The petroleum industry needs to invest more in developing new technologies or Western Canada’s oil and gas production will dry up within a decade, says a senior executive at a global energy services firm.
If new oil- and gas-recovery technologies aren’t developed and utilized, conventional reserves in the Western Canadian Sedimentary Basin will be essentially depleted within 10 years, said David Ackert, regional vice-president, Canada, of Halliburton Energy Services. “We have some serious problems facing our industry,” Ackert told the Ziff Energy North American Natural Gas Strategies Conference in Calgary last week.
“We need to start recovering more of the resource.”
Alberta still has an estimated 1.6 billion barrels of established conventional oil and gas that are recoverable with current methods. Improved and new technologies, however, offer the potential to recover another 3.1 billion barrels.
Recovering just one per cent more of conventional oil would produce an additional 600 million barrels, adding almost $3 billion to government revenues, according to a recent report by Calgary-based Petroleum Alliance Technology Canada (PTAC).

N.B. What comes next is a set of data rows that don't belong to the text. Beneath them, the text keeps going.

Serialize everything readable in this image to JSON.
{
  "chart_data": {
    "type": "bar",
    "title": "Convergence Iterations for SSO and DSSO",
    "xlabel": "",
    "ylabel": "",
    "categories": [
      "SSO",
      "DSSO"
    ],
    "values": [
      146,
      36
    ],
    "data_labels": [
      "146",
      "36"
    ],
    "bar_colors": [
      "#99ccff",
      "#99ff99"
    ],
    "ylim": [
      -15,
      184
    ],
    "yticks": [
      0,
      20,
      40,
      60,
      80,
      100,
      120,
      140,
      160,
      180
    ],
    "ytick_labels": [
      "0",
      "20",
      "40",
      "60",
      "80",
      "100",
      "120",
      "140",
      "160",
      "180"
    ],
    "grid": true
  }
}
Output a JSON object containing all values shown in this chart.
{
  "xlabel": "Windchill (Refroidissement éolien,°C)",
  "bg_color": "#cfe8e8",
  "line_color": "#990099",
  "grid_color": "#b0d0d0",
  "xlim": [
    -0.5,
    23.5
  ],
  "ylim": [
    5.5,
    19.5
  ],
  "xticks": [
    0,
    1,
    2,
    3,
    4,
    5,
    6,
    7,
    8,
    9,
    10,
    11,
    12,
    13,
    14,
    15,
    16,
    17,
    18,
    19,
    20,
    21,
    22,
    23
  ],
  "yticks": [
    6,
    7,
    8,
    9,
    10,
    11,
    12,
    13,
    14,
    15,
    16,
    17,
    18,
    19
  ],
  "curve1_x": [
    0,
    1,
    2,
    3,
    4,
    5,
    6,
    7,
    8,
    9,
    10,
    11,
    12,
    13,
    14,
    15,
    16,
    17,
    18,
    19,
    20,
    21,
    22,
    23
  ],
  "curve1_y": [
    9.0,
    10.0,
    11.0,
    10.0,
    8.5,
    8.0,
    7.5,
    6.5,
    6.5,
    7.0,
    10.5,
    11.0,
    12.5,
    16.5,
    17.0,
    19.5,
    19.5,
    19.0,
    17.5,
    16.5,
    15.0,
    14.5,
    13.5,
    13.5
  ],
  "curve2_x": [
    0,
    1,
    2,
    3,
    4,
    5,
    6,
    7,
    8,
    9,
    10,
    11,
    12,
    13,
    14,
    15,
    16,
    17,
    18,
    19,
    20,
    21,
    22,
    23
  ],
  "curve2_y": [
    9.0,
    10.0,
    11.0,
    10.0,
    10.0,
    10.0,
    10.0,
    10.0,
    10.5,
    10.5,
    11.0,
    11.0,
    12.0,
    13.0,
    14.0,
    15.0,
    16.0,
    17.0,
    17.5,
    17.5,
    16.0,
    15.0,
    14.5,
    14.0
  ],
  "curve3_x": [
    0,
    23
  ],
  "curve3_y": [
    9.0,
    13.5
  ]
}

Yet many companies aren’t interested in investing in developing or even deploying proven new technologies, Ackert said. He pointed to advances such as well-stimulation techniques that increase production, and software that can ‘steer’ a drilling bit toward its target in real time.
The oil and gas industry as a whole invests less than one per cent of its revenues in R&D, he noted. “You can’t run a serious R&D program on that.”
It takes an average 37 years for the oilpatch to take a new technology from the prototype stage to commercialization, Ackert said. In comparison, the information technology sector brings a new product to market in 18 months or less.
Ackert called for the oil and gas industry to establish more collaborative partnerships, especially between oilfield facility operators and service companies, to enable testing of more new technologies in the field.
Even with new technologies, Alberta’s coalbed methane (CBM) resource will be technically difficult and expensive to develop, says the head of a leading CBM developer in the province.
“Despite the promise of CBM, there are some storm clouds on the horizon,” Jon Baker, president and CEO of Calgary-based Trident Exploration Corp., told the conference.
Baker says while CBM production could grow to account for 11 per cent or more of Canada’s natural gas production within 10 years, he expects that only 33 trillion cubic feet of an estimated 500 to 715 tcf of natural gas in coal in place in Alberta will ever be developed.
A big challenge is that the coal formations in which the methane gas is found are highly variable in terms of how much gas and water they hold, Baker said.
Most development will occur in the Horseshoe Canyon formation, which is already producing more than 4.6 billion cubic feet of CBM and where up to 30,000 wells could be drilled within the next decade, he said.
The buried formation stretches from Edmonton to south of Calgary.
Unlike the Powder River formation in Wyoming or other coalbeds in Alberta, most of the Horseshoe Canyon coals contain very little water that must be pumped out and handled before companies can get at the gas.
Alberta Environment has shut down CBM test wells in other coal formations in the province because the wells encountered either huge volumes of salt-contaminated water or tapped into freshwater aquifers, Baker said.
Trident has invested $75 million since January 2002 in a 45-well pilot project to commercialize CBM production in the Mannville coal formation. It runs in a wide swath from Grande Prairie in the northwest to Lloydminster in the east and south to Calgary.
Mannville coal seams are saturated with ultra-corrosive saline water known locally as “witches’ brew,” Baker said. “We’ve seen pumps destroyed in three days. It is nasty stuff.”
Despite the many challenges ahead, Baker said he expects up to 1,200 CBM wells will be drilled this year in Western Canada – almost all of them by Trident, Apache Canada Ltd., MGV Energy Inc. or EnCana Corp.